Akmal Marhali Beberkan Dugaan Penyebab Masuknya Bandar Judi Ilegal dari Luar ke Kompetisi Nasional
Lewat para bandar judi ilegal ini, praktik pengaturan skor di kompetisi sepakbola nasional mulai marak.
Editor: Hasiolan Eko P Gultom
Laporan wartawan Tribunnews.com, Lusius Genik
TRIBUNNEWS.COM, JAKARTA - Koordinator Save Our Soccer, Akmal Marhali menyebut Persatuan Sepakbola Seluruh Indonesia (PSSI) belum menemukan rumusan tepat untuk memutus rantai praktik pengaturan skor dan pengaturan pertandingan di kompetisi sepakbola nasional.
Menurut Akmal, praktik-praktik mafia bola serupa terus terjadi meski pucuk kepemimpinan PSSI telah berganti sebanyak lima kali.
"Praktik pengaturan skor ini dari lima ketua umum PSSI yang berbeda terus terjadi. Dari sejak Pak Nurdin Halid, Johar Arifin, La Nyala, Edi Rahmayadi sampai sekarang di era Pak Mochamad Iriawan yang merupakan mantan Kapolda Metro dan Kapolda Jabar, yang juga jenderal bintang tiga di kepolisian," kata Akmal kepada Tribunnews.com, Kamis (18/11/2021).
Baca juga: Praktik Curi Umur Hingga Main Dukun, Akmal Beberkan Potret Suramnya Pembinaan Sepakbola Tanah Air
"Artinya dari lima karakter ketua PSSI yang berbeda-beda ini, belum ditemukan rumusan kuat mengatasi masalah fundamental sepakbola kita soal pengaturan skor," imbuh dia.
Akmal menceritakan, praktik pengaturan pertandingan (match setting) telah terjadi sejak Liga Indonesia dimulai 1993-1994 silam.
Match setting adalah menentukan juara sebelum kompetisi dimulai.

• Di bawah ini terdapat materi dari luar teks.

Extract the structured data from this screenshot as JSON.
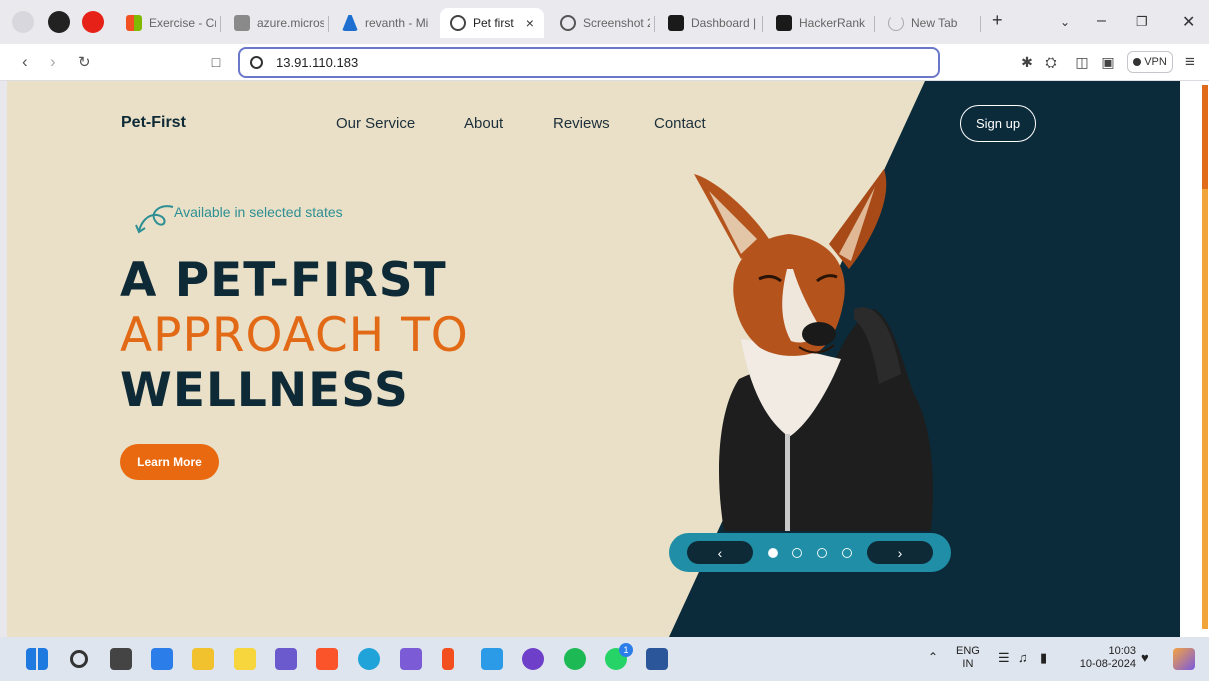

Praktik ini cenderung berunsur politis dan selalu memakan biaya yang cukup besar, bahkan bisa mencapai miliaran.
Padahal, pendanaan klub sepakbola profesional dulu itu menggunakan dana dari Anggaran Pembangunan Daerah (APBD).
Baca juga: Akmal Marhali: Juara-Degradasi di Liga Sepakbola Nasional Sudah Ketahuan Sebelum Kompetisi Dimulai
"Dalam match setting itu ada biaya-biaya yang dikeluarkan. Dulu lebih banyak kepada unsur politis. Klub yang berasal dari daerah yang akan melakukan pemilihan kepala daerah, biasanya lebih gencar berambisi untuk jadi juara," kata Akmal.
"Akhirnya dana APBD dimaksimalkan untuk kebutuhan klub menuju juara yang diharapkan," sambung dia.
Namun pada tahun 2011, terbit Peraturan Menteri Dalam Negeri Nomor 1 Tahun 2011.
Permendagri tersebut melarang klub profesional untuk menggunakan dana APBD, agar kompetisi sepakbola terhindar dari unsur politis.
"Dulu dana APBD jumlahnya belasan hingga puluhan miliar, habis," tutur Akmal.
Sejak Permendagri ini terbit, kata Akmal bandar-bandar judi ilegal dari luar negeri memperoleh ruang untuk mengusik ekosistem kompetisi sepakbola tanah air.
Lewat para bandar judi ilegal ini, praktik pengaturan skor di kompetisi sepakbola nasional mulai marak.
"Ketika kemudian hilang akal ketika 2011 APBD ditutup, masuklah kemudian bandar-bandar judi dari luar yang menurut saya difasilitasi oleh kita semua," kata Akmal.
"Tidak mungkin orang bisa masuk ke rumah kita kalau kita tidak buka pintu."
"Artinya ada pihak-pihak yang membukakan pintu untuk bandar judi ilegal dari luar negeri ini masuk," sambung dia.